Figure 1. Annular atrophic lichen planus with well-demarcated, hyperpigmented, violaceous annular plaques on the left posterior thigh (A) and posterior trunk (B) with elevated borders and central depigmented atrophic scarring.

Figure 2. Punch biopsy from the left posterior thigh showed compact hyperkeratosis, hypergranulosis, Civatte bodies, and focal acanthosis with an underlying lichenoid dermatitis composed of a lymphohistiocytic infiltrate partially obscuring the dermoepidermal junction (H&E, original magnification ×40).

The patient continued to develop new annular atrophic skin lesions over the next several months. Repeat punch biopsies of lesional and uninvolved perilesional skin from the trunk were obtained for histopathologic confirmation and special staining. Lichenoid dermatitis again was noted on the lesional biopsy, and no notable histopathologic changes were observed on the perilesional biopsy. Verhoeff-van Gieson staining for elastic fibers was performed on both biopsies, which revealed destruction of elastic fibers in the central papillary dermis and upper reticular dermis of the lesional biopsy (Figure 3A). The elastic fibers on the perilesional biopsy were preserved (Figure 3B).

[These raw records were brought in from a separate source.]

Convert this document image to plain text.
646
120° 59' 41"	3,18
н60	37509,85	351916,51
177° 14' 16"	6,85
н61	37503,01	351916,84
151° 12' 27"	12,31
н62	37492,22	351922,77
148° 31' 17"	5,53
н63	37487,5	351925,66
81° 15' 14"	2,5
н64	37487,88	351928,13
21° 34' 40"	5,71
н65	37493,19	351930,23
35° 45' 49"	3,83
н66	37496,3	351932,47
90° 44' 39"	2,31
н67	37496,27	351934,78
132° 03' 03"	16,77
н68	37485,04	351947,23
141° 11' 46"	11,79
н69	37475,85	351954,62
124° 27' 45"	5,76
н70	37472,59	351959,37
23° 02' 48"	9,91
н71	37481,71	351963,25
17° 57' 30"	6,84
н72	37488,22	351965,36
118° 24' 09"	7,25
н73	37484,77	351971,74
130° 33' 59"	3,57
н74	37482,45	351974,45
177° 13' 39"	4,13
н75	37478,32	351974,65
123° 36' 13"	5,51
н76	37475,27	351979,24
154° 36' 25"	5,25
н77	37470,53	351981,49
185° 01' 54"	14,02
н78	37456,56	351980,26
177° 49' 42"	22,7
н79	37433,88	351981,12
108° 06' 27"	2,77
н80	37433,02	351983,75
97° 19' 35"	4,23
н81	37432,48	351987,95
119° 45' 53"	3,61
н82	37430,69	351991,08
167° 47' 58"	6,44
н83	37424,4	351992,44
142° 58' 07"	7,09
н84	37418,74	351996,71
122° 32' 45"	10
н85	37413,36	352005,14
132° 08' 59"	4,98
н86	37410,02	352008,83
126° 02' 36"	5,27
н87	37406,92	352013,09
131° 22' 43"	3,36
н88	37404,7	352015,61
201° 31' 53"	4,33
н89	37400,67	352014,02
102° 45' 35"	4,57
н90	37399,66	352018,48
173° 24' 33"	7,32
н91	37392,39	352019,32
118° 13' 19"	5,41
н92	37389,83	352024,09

Figure 3. Verhoeff-van Gieson staining performed on a punch biopsy of a lesion from the upper back showed a decreased amount of elastic fibers in the dermis (A)(original magnification ×200). Punch biopsy of clinically unaffected adjacent skin was unremarkable with preservation of elastic fibers (B)(original magnification ×200).

The clinical presentation and histopathological findings confirmed a diagnosis of AALP. The patient was prescribed a short taper of oral prednisone, which halted further disease progression. The patient was then started on pentoxifylline and continued on tacrolimus ointment 0.1% with minimal improvement in existing lesions. These medications were discontinued after 3 months. Hydroxychloroquine 400 mg once daily was administered, which initially resulted in some thinning of the plaques on the trunk; however, further progression of the disease was noted after 3 months. Acitretin 25 mg once daily was added to his treatment regimen. Marked thinning of active lesions, hyperpigmentation, and residual scarring was noted after 2 months of combined therapy with acitretin and hydroxychloroquine (Figure 4), with continued improvement appreciable several months later.

Figure 4. Annular atrophic lichen planus with lesional thinning, hyperpigmentation, and residual scarring after 2 months of combined treatment with hydroxychloroquine 400 mg and acitretin 25 mg both once daily.